Türkiye ile aynı testleri, aynı sistemle kullanmalı. Yani COVID-19 testleri konusunda Türkiye ile entegre olmalı.

Diğer taraftan, Türkiye’nin COVID-19 ile ilgili tedavi tecrübelerinin diğer ülkeler tarafından olumlu eleştiriler aldığı biliniyor. Özellikle, COVID-19 hastalığını geçirerek bağışıklık kazanmış bireylerden elde edilen plazma ile diğer hastaların tedavisi, bu tedaviler arasında ön plana çıkanlardan biri.

Sayın Sağlık Bakanı fazla vakit kaybetmeden, gerekli olması durumunda, ülkemizde de bu plazmaların kullanılabilmesi ile ilgili plan ve programını Türkiye ile birlikte yapmalıdır.

Peki neden Türkiye?

Çünkü, istesek de istemesek de,önümüzdeki uzun dönemler boyunca Türkiye, öğrenci, işçi, turistik ve ticari geliş gidişlerin en yoğun yaşanacağı ülke olacak.

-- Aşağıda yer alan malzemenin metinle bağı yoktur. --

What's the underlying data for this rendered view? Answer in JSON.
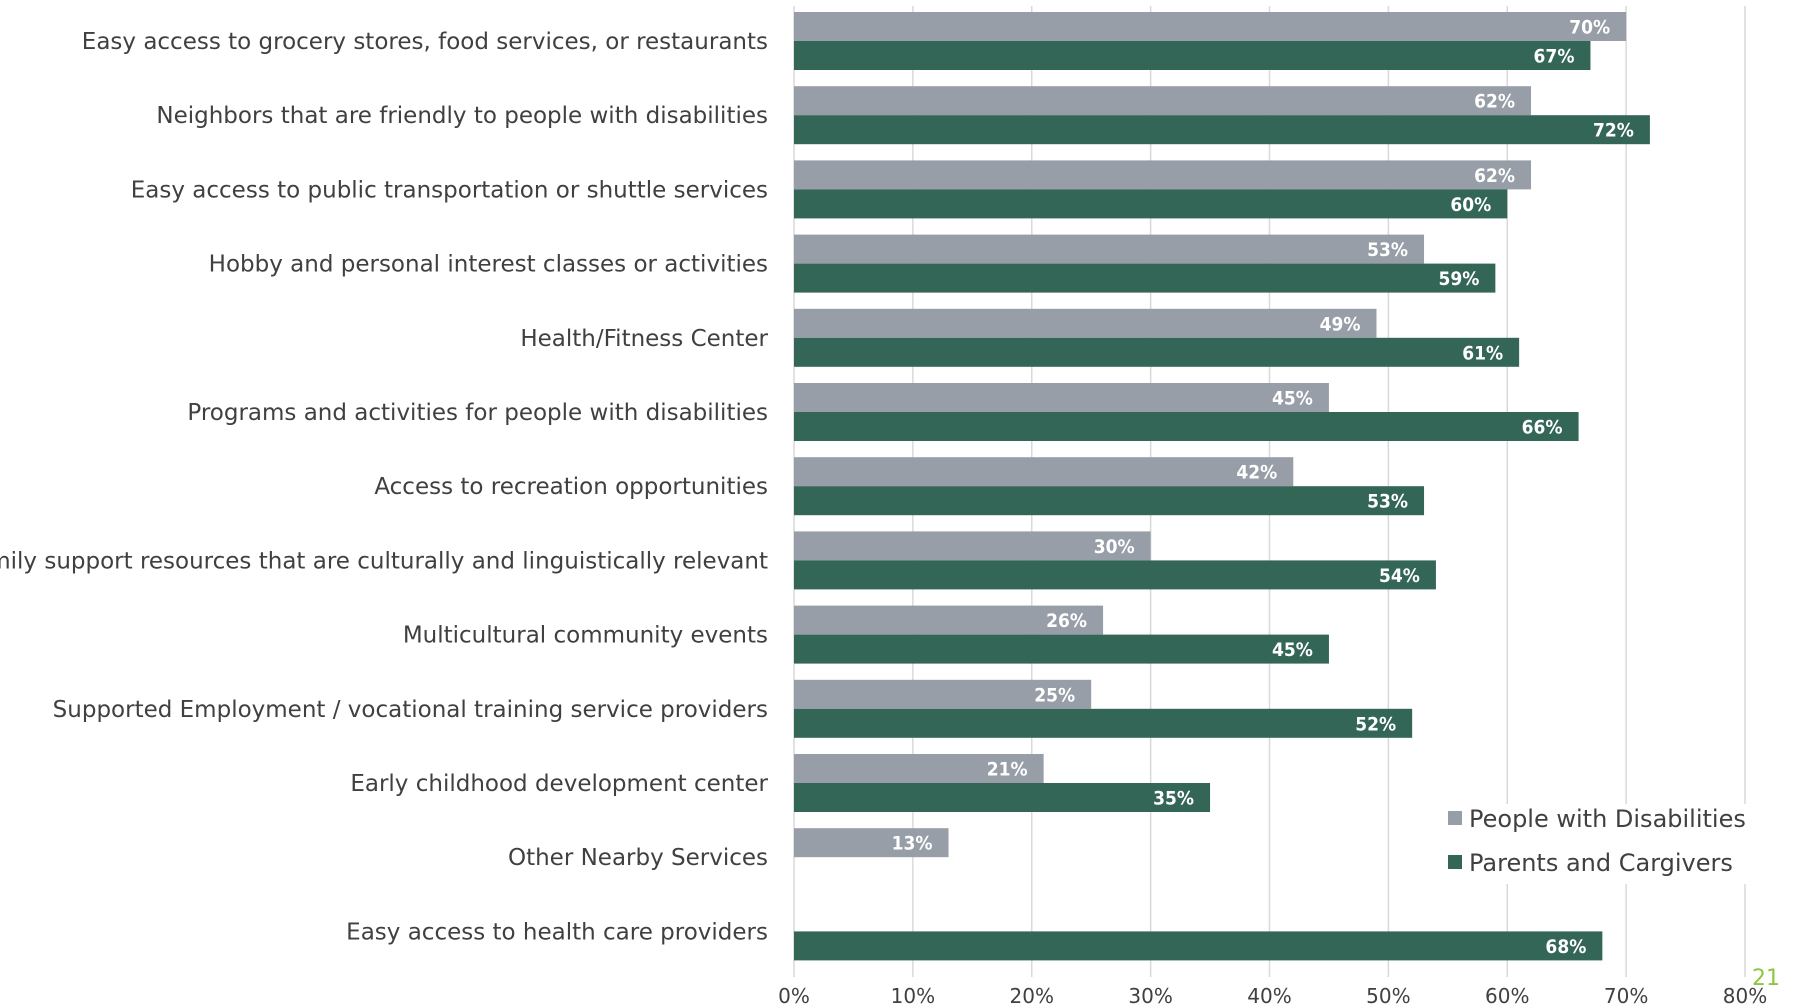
{
  "chart_data": {
    "type": "bar",
    "orientation": "horizontal",
    "categories": [
      "Easy access to grocery stores, food services, or restaurants",
      "Neighbors that are friendly to people with disabilities",
      "Easy access to public transportation or shuttle services",
      "Hobby and personal interest classes or activities",
      "Health/Fitness Center",
      "Programs and activities for people with disabilities",
      "Access to recreation opportunities",
      "Family support resources that are culturally and linguistically relevant",
      "Multicultural community events",
      "Supported Employment / vocational training service providers",
      "Early childhood development center",
      "Other Nearby Services",
      "Easy access to health care providers"
    ],
    "series": [
      {
        "name": "People with Disabilities",
        "color": "#989ea7",
        "values": [
          70,
          62,
          62,
          53,
          49,
          45,
          42,
          30,
          26,
          25,
          21,
          13,
          null
        ],
        "labels": [
          "70%",
          "62%",
          "62%",
          "53%",
          "49%",
          "45%",
          "42%",
          "30%",
          "26%",
          "25%",
          "21%",
          "13%",
          ""
        ]
      },
      {
        "name": "Parents and Cargivers",
        "color": "#336656",
        "values": [
          67,
          72,
          60,
          59,
          61,
          66,
          53,
          54,
          45,
          52,
          35,
          null,
          68
        ],
        "labels": [
          "67%",
          "72%",
          "60%",
          "59%",
          "61%",
          "66%",
          "53%",
          "54%",
          "45%",
          "52%",
          "35%",
          "",
          "68%"
        ]
      }
    ],
    "xlim": [
      0,
      80
    ],
    "xticks": [
      0,
      10,
      20,
      30,
      40,
      50,
      60,
      70,
      80
    ],
    "xtick_labels": [
      "0%",
      "10%",
      "20%",
      "30%",
      "40%",
      "50%",
      "60%",
      "70%",
      "80%"
    ],
    "grid": true,
    "legend_position": "bottom-right"
  },
  "page_number": "21"
}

O zaman da KKTC ve Türkiye’nin COVID-19 ile mücadelelerinde yolları gittikçe kesişecek.

Bu kesişmede KKTC Sağlık Bakanlığı’nın izleyeceği en akıllıca yol, COVID-19 testleri ve tedavileri konusunda Türkiye ile aynı sistemi ve protokolü uygulamak olmalıdır.

Bunun haricindeki yaklaşımlar, biraz macera, biraz da politika kokacaktır.